TARIM EMTİALARI NEGATİF SEYRETTİ
Tarım emtiaları tamamlanan haftada arz fazlası beklentileriyle negatif bir seyir izledi. Buğday ve mısırda rekor üretim tahminleri ile yüksek stok tahminleri fiyatlar üzerinde aşağı yönlü baskı kurdu. Avrupa, Rusya ve Kuzey Amerika’daki güçlü rekolte beklentileri alıcıların pazarlık gücünü artırarak küresel fiyatlar üzerinde olumsuz etki yarattı.

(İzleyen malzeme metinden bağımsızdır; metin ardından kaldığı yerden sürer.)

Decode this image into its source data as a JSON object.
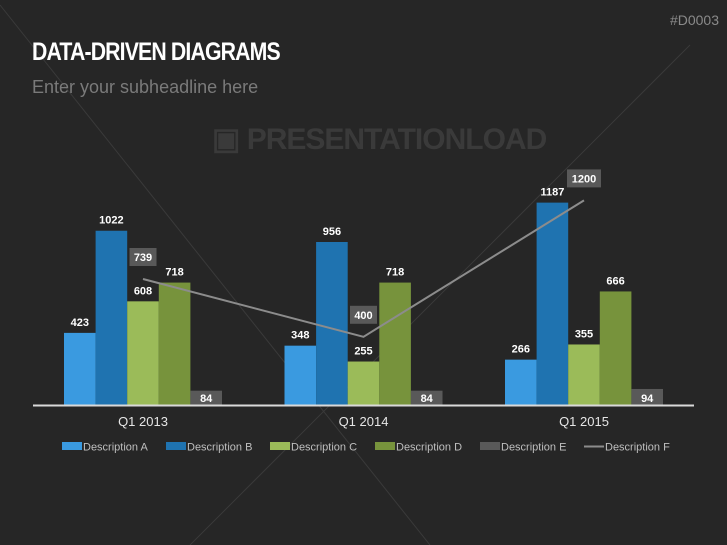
{
  "header": {
    "code": "#D0003",
    "title": "DATA-DRIVEN DIAGRAMS",
    "subtitle": "Enter your subheadline here"
  },
  "watermark": "PRESENTATIONLOAD",
  "chart_data": {
    "type": "bar",
    "categories": [
      "Q1 2013",
      "Q1 2014",
      "Q1 2015"
    ],
    "series": [
      {
        "name": "Description A",
        "kind": "bar",
        "color": "#3a9ae0",
        "values": [
          423,
          348,
          266
        ]
      },
      {
        "name": "Description B",
        "kind": "bar",
        "color": "#1f73b0",
        "values": [
          1022,
          956,
          1187
        ]
      },
      {
        "name": "Description C",
        "kind": "bar",
        "color": "#9bbb59",
        "values": [
          608,
          255,
          355
        ]
      },
      {
        "name": "Description D",
        "kind": "bar",
        "color": "#77933c",
        "values": [
          718,
          718,
          666
        ]
      },
      {
        "name": "Description E",
        "kind": "bar",
        "color": "#595959",
        "values": [
          84,
          84,
          94
        ]
      },
      {
        "name": "Description F",
        "kind": "line",
        "color": "#8c8c8c",
        "values": [
          739,
          400,
          1200
        ]
      }
    ],
    "ylim": [
      0,
      1250
    ],
    "grid": false,
    "legend": "bottom"
  }
}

Soya fasulyesinde rekor seviyedeki iç işleme ve biyoyakıt kaynaklı yağ talebindeki düşüş, sınırlayıcı oldu. Ancak yaklaşan Güney Amerika hasadı ve ABD’deki arz beklentileri nedeniyle haftayı negatif seyirle tamamladı.
Chicago Ticaret Borsası’nda bu hafta kile başına fiyatlar pirinçte yatay seyrederken, soya fasulyesinde %1,9, mısırda %1,3, buğdayda ise %0,2 azaldı.
ABD’de faaliyet gösteren emtia borsası Intercontinental Exchange’te libre bazında fiyatlar, kahvede %8, pamukta %0,8 ve şekerde %2,1 düştü. Kakaonun ton başına fiyatı ise haftayı %2,7 değer kaybıyla kapattı.